= List of World Heritage Sites in Rwanda =

The United Nations Educational, Scientific and Cultural Organization (UNESCO) World Heritage Sites are places of importance to cultural or natural heritage as described in the UNESCO World Heritage Convention, established in 1972. Cultural heritage consists of monuments (such as architectural works, monumental sculptures, or inscriptions), groups of buildings, and sites (including archaeological sites). Natural features (consisting of physical and biological formations), geological and physiographical formations (including habitats of threatened species of animals and plants), and natural sites which are important from the point of view of science, conservation, or natural beauty, are defined as natural heritage.
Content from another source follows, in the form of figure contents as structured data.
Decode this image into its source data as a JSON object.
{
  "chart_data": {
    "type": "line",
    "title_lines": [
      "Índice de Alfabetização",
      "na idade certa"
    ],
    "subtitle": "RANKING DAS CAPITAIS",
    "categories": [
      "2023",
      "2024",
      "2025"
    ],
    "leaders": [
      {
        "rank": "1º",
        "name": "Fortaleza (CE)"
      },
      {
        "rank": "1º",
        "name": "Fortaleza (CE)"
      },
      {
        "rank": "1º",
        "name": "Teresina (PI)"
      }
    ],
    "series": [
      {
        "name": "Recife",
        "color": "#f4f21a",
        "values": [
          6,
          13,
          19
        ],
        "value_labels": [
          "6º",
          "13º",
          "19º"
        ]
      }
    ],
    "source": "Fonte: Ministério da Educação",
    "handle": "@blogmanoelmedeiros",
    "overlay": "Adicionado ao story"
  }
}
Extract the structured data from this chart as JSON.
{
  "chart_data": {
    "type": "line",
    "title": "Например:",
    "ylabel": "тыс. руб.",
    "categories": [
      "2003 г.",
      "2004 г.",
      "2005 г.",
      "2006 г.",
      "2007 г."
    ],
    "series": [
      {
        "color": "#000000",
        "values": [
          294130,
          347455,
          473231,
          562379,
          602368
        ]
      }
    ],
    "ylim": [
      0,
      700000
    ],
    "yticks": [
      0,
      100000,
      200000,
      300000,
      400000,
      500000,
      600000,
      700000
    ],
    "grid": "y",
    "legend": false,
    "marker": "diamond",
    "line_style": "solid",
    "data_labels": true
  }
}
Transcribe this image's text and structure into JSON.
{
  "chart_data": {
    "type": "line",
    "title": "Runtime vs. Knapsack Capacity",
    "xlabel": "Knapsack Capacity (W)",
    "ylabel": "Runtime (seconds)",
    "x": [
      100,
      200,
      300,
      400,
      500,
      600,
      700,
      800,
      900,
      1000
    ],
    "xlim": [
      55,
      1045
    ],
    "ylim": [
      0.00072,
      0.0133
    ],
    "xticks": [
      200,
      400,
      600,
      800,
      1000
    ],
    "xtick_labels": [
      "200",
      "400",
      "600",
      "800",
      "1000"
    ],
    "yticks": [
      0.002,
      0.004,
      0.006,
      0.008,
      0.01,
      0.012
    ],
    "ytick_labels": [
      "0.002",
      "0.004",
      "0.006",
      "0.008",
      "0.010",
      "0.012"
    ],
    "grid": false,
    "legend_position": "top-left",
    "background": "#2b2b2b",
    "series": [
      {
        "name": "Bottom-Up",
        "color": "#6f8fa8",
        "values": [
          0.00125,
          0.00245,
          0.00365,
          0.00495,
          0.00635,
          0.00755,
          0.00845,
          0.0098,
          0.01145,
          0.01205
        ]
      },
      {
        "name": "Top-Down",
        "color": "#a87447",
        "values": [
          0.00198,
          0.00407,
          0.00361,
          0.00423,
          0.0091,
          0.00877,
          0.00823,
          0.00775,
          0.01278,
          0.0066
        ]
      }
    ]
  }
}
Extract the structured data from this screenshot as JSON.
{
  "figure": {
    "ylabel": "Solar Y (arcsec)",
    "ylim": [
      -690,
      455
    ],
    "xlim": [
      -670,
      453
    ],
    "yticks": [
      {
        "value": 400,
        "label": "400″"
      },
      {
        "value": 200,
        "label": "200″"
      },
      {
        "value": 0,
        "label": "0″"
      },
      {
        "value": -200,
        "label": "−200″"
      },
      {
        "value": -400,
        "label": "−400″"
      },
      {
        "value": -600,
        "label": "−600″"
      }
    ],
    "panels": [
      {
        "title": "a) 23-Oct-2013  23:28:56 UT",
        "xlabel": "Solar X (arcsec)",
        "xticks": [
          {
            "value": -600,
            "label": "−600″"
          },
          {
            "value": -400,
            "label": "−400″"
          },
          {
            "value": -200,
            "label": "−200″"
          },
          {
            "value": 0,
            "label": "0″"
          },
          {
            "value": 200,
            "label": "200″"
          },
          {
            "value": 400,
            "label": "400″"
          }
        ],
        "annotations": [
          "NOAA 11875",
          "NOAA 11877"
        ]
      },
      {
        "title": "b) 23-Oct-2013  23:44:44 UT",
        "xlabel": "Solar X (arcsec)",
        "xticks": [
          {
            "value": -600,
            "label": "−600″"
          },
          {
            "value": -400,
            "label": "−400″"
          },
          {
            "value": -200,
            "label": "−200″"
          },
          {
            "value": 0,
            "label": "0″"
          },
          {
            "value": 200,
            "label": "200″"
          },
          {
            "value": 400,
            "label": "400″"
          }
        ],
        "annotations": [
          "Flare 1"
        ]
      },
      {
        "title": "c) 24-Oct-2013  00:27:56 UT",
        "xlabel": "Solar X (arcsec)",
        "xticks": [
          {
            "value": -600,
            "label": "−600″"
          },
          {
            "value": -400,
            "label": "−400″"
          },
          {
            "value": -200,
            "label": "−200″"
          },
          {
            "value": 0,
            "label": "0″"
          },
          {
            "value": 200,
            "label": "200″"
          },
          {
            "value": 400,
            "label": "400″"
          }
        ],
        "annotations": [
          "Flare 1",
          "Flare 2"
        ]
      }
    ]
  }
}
Rwanda accepted the convention on 28 December 2000, making its sites eligible for inclusion on the list. There are two World Heritage Sites in Rwanda, both of them were listed in 2023. There are no sites on the country's tentative list.

==World Heritage Sites==
UNESCO lists sites under ten criteria; each entry must meet at least one of the criteria. Criteria i through vi are cultural, and vii through x are natural.

World Heritage Sites
| Site | Image | Location (province) | Year listed | UNESCO data | Description |
|---|---|---|---|---|---|
| Memorial sites of the Genocide: Nyamata, Murambi, Gisozi and Bisesero | Monument to the genocide with spears pointing up | Eastern, Kigali, Southern, Western | 2023 | 1586; vi (cultural) | The serial property comprises the sites commemorating the Rwandan genocide, where between April and July 1994 an estimated one million people, belonging to the Tutsi minority ethnic group, as well as some moderate Hutu and Twa, were killed by armed Hutu militias. These sites are the Bisesero Genocide Memorial Centre (monument pictured), Murambi Genocide Memorial Centre, Nyamata Genocide Memorial Centre, and the Kigali Genocide Memorial. |
| Nyungwe National Park | Tropical scenery with trees and mountains in the background | Southern, Western | 2023 | 1697; x (natural) | This site comprises three protected areas with rainforests, peat bogs, moorlands, and grasslands. The area is home to the eastern chimpanzee, golden monkey, and Hills' horseshoe bat. The park is also important for bird conservation. |

==Tentative list==
In addition to sites inscribed on the World Heritage List, member states can maintain a list of tentative sites that they may consider for nomination. Nominations for the World Heritage List are only accepted if the site was previously listed on the tentative list. Rwanda does not maintain any properties on its tentative list.